The Grundy Economic Development Council gathered the experts Thursday to share with the community the impact of natural gas locally, in the state and across the nation.
A luncheon was held where Jeff White, vice president of U.S. operations for Aux Sable Liquid Products, and Brian Angwin, Morris site manager for LyondellBasell presented.
“There was a time when our prospect activity was 80 percent logistics and 20 percent manufacturing,” said Nancy Norton Ammer, CEO of the GEDC. “And those have switched, mostly driven because of the price of natural gas.”
At Aux Sable, they process natural gas to make it into salable products, said White. In 12 years, the Channahon facility has processed more than 7.2 trillion cubic feet of gas, which is enough energy to heat about 8 million homes a year.
Since 2005, there has been a massive growth in the U.S. production of natural gas, said White, and this is because of how natural gas from shale plays domestically.
Shale gas is natural gas that is trapped within shale formations. Shales are fine-grained sedimentary rocks that can be sources of petroleum and natural gas, according to the U.S. Energy Information Administration.
Through “Hydraulic fracturing, or ‘ fracking,’ the rock formation can be fractured to stimulate the flow of natural gas or oil, increasing the volumes that can be recovered, according to the U.S. Environmental Protection Agency website. “Fractures are created by pumping large quantities of fluids at high pressure down a wellbore and into the target rock formation.”
Illinois legislators recently approved a fracking bill setting standards for the procedure to protect drinking water and other effects on people.
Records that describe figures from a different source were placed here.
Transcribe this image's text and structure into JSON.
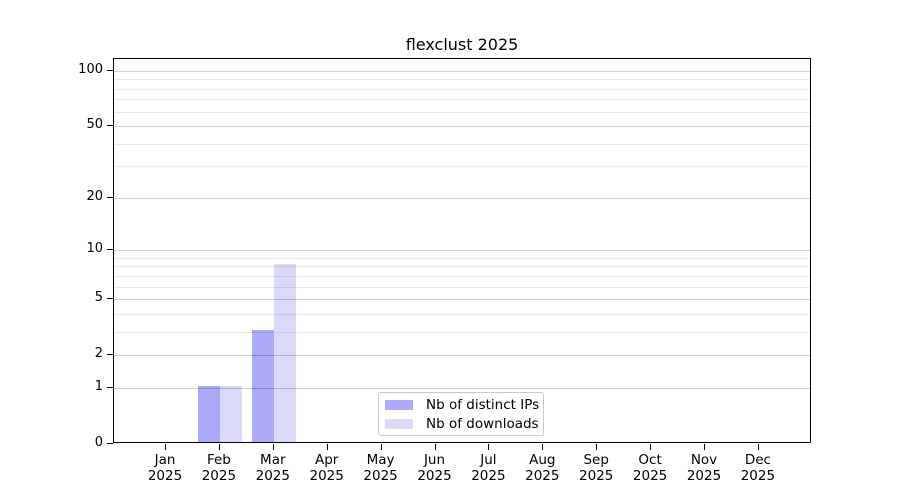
{
  "chart_data": {
    "type": "bar",
    "title": "flexclust 2025",
    "categories": [
      "Jan",
      "Feb",
      "Mar",
      "Apr",
      "May",
      "Jun",
      "Jul",
      "Aug",
      "Sep",
      "Oct",
      "Nov",
      "Dec"
    ],
    "x_tick_year": "2025",
    "series": [
      {
        "name": "Nb of distinct IPs",
        "color": "#aaaaf8",
        "values": [
          0,
          1,
          3,
          0,
          0,
          0,
          0,
          0,
          0,
          0,
          0,
          0
        ]
      },
      {
        "name": "Nb of downloads",
        "color": "#dadaf8",
        "values": [
          0,
          1,
          8,
          0,
          0,
          0,
          0,
          0,
          0,
          0,
          0,
          0
        ]
      }
    ],
    "y_scale": "log1p",
    "y_ticks": [
      0,
      1,
      2,
      5,
      10,
      20,
      50,
      100
    ],
    "y_minor_gridlines": [
      3,
      4,
      6,
      7,
      8,
      9,
      30,
      40,
      60,
      70,
      80,
      90
    ],
    "ylim": [
      0,
      116
    ],
    "grid": "horizontal",
    "legend_position": "inside-bottom-center",
    "axis_color": "#000000",
    "background_color": "#ffffff"
  }
}
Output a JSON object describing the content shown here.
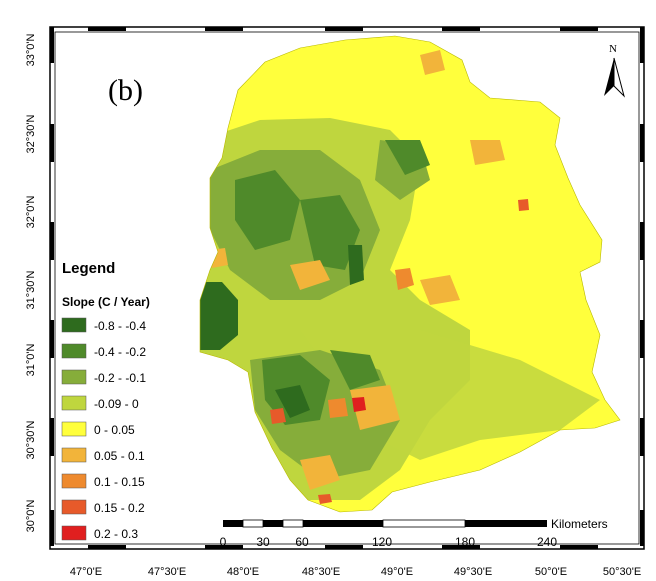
{
  "panel_label": "(b)",
  "north_label": "N",
  "latitude_labels": [
    "33°0'N",
    "32°30'N",
    "32°0'N",
    "31°30'N",
    "31°0'N",
    "30°30'N",
    "30°0'N"
  ],
  "longitude_labels": [
    "47°0'E",
    "47°30'E",
    "48°0'E",
    "48°30'E",
    "49°0'E",
    "49°30'E",
    "50°0'E",
    "50°30'E"
  ],
  "legend": {
    "title": "Legend",
    "subtitle": "Slope (C / Year)",
    "items": [
      {
        "label": "-0.8 - -0.4",
        "color": "#2e6b1e"
      },
      {
        "label": "-0.4 - -0.2",
        "color": "#4f8a2a"
      },
      {
        "label": "-0.2 - -0.1",
        "color": "#86ad3a"
      },
      {
        "label": "-0.09 - 0",
        "color": "#bfd63e"
      },
      {
        "label": "0 - 0.05",
        "color": "#ffff3c"
      },
      {
        "label": "0.05 - 0.1",
        "color": "#f2b43a"
      },
      {
        "label": "0.1 - 0.15",
        "color": "#ee8a2e"
      },
      {
        "label": "0.15 - 0.2",
        "color": "#e75a2a"
      },
      {
        "label": "0.2 - 0.3",
        "color": "#e01f1f"
      }
    ]
  },
  "scalebar": {
    "unit": "Kilometers",
    "ticks": [
      "0",
      "30",
      "60",
      "120",
      "180",
      "240"
    ]
  }
}
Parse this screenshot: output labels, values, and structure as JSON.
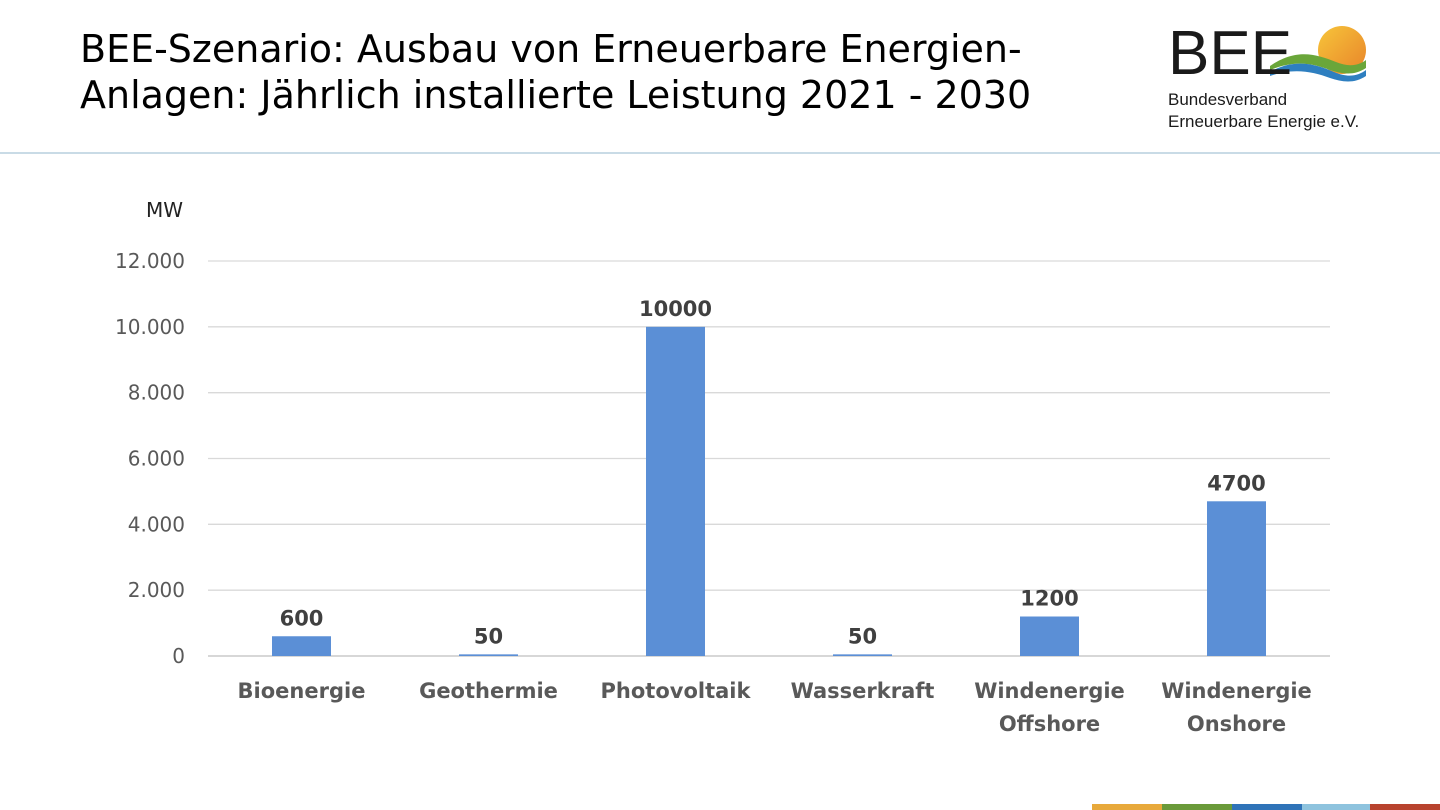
{
  "header": {
    "title_line1": "BEE-Szenario: Ausbau von Erneuerbare Energien-",
    "title_line2": "Anlagen: Jährlich installierte Leistung 2021 - 2030"
  },
  "logo": {
    "mark_text": "BEE",
    "line1": "Bundesverband",
    "line2": "Erneuerbare Energie e.V."
  },
  "chart_data": {
    "type": "bar",
    "title": "",
    "xlabel": "",
    "ylabel": "MW",
    "ylim": [
      0,
      12000
    ],
    "yticks": [
      0,
      2000,
      4000,
      6000,
      8000,
      10000,
      12000
    ],
    "ytick_labels": [
      "0",
      "2.000",
      "4.000",
      "6.000",
      "8.000",
      "10.000",
      "12.000"
    ],
    "grid": true,
    "legend": "none",
    "bar_color": "#5b8fd6",
    "categories": [
      [
        "Bioenergie"
      ],
      [
        "Geothermie"
      ],
      [
        "Photovoltaik"
      ],
      [
        "Wasserkraft"
      ],
      [
        "Windenergie",
        "Offshore"
      ],
      [
        "Windenergie",
        "Onshore"
      ]
    ],
    "values": [
      600,
      50,
      10000,
      50,
      1200,
      4700
    ],
    "data_labels": [
      "600",
      "50",
      "10000",
      "50",
      "1200",
      "4700"
    ]
  },
  "colors": {
    "footer": [
      "#e8a93b",
      "#6a9a3a",
      "#2f73b8",
      "#8ec3de",
      "#b8432e"
    ]
  }
}
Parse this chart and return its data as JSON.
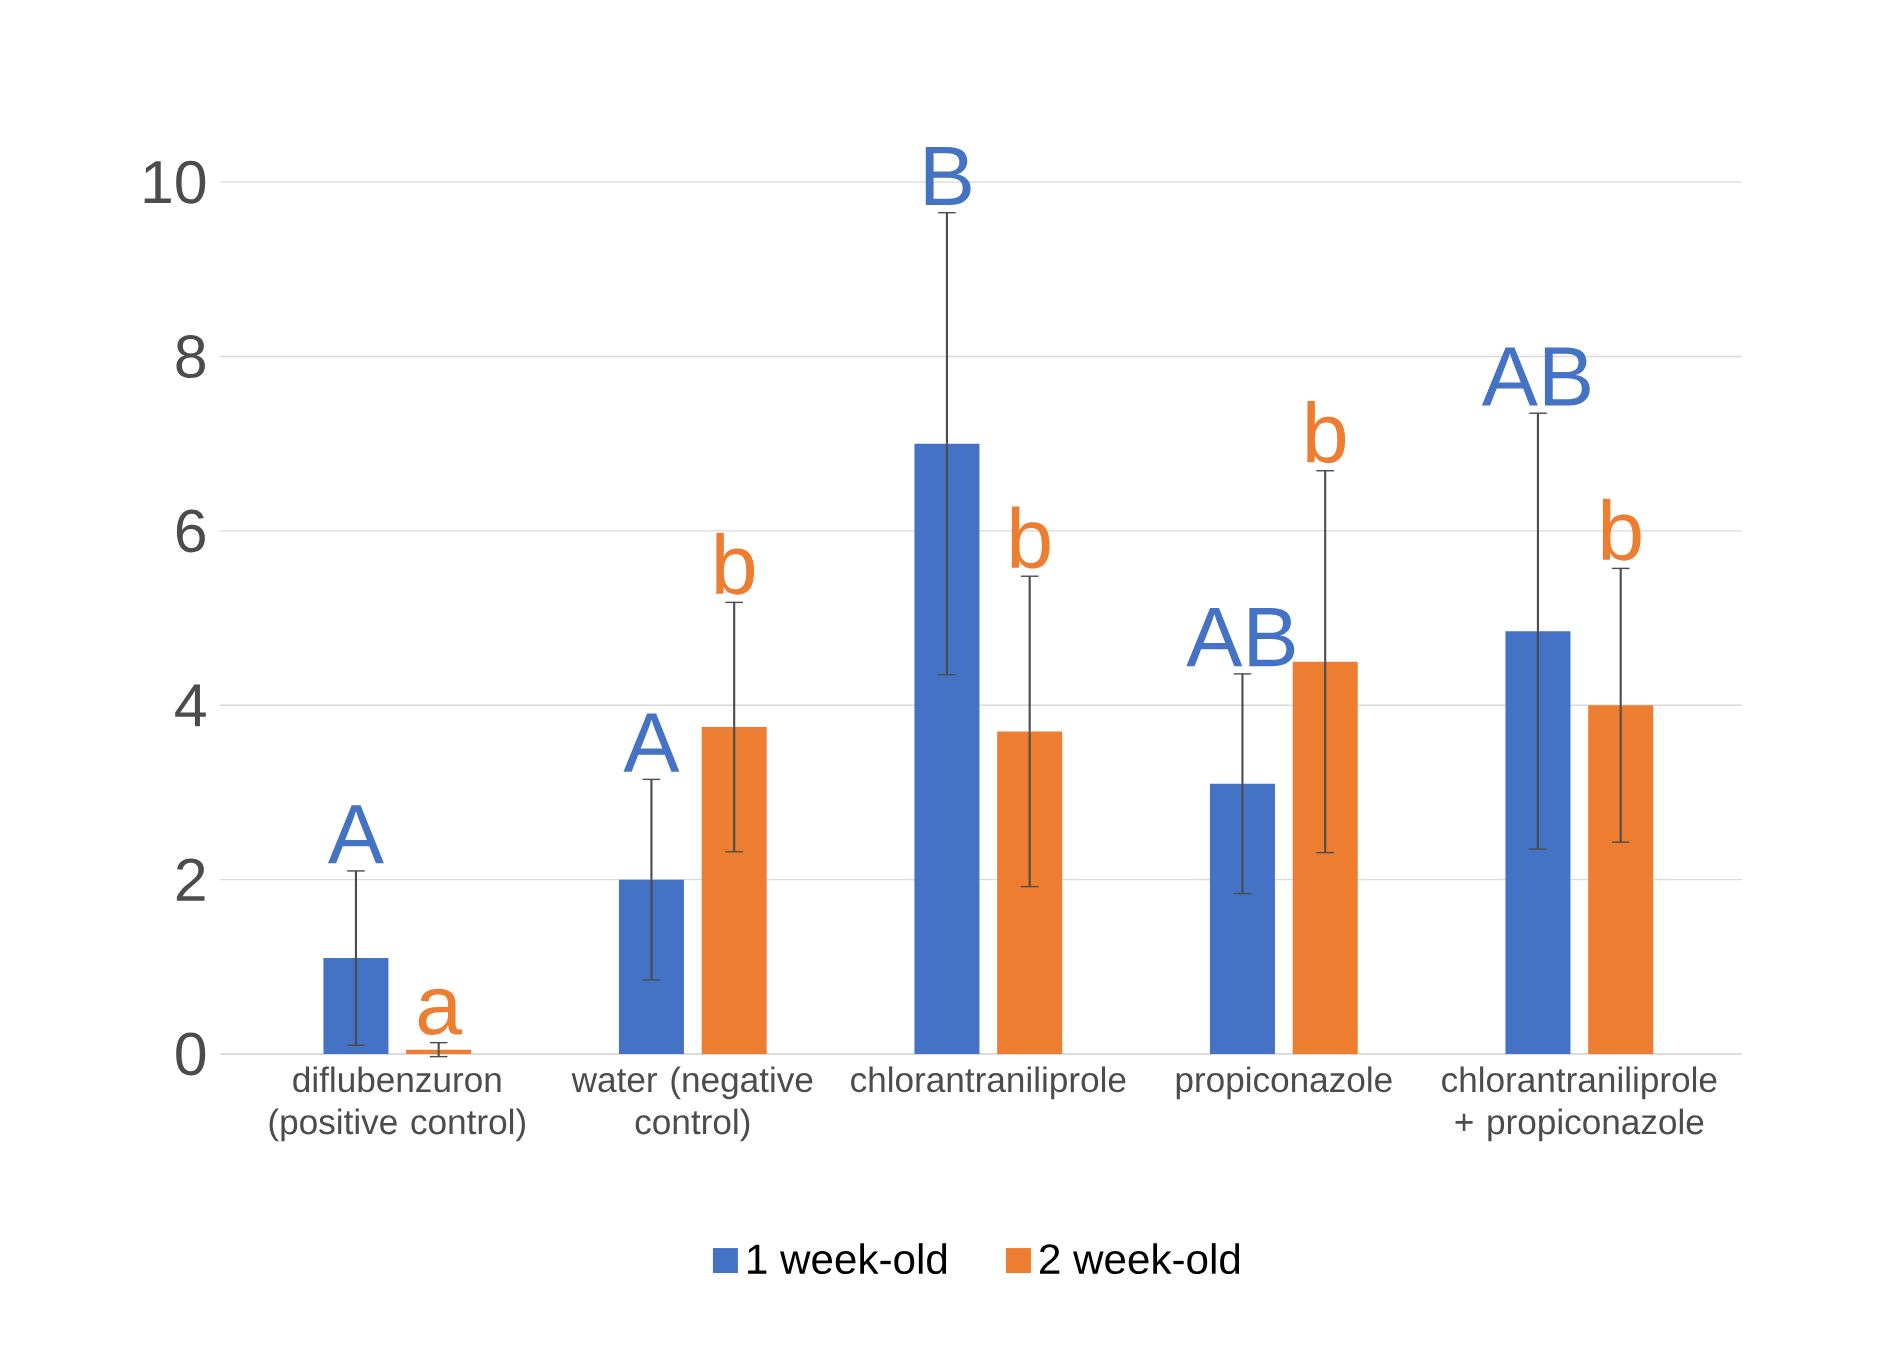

“The legislation that just passed in Illinois is the most progressive in the United States,” said White.
These progressions will make the U.S. an exporter of natural gas and the liquids taken from the gas, he said. Southern Illinois shale has the potential of putting Illinois on the frontline of this.
“The projections are that this will create more than 45,000 jobs and $9 billion in economic investment,” he said.
Because of this future potential, Aux Sable is already looking at the possibility of expanding.
Angwin of LyondellBasell chemical company said although the future cannot be predicted, his company is very optimistic of the potential natural gas has for the country and for manufacturing as a whole.
“Ten years ago, we were having serious conversations on whether to continue to operate the Morris facility,” he said. “Look where we are today . . . we are making some products here in Morris, Ill., and shipping to China. We’ve become worldwide competitive.”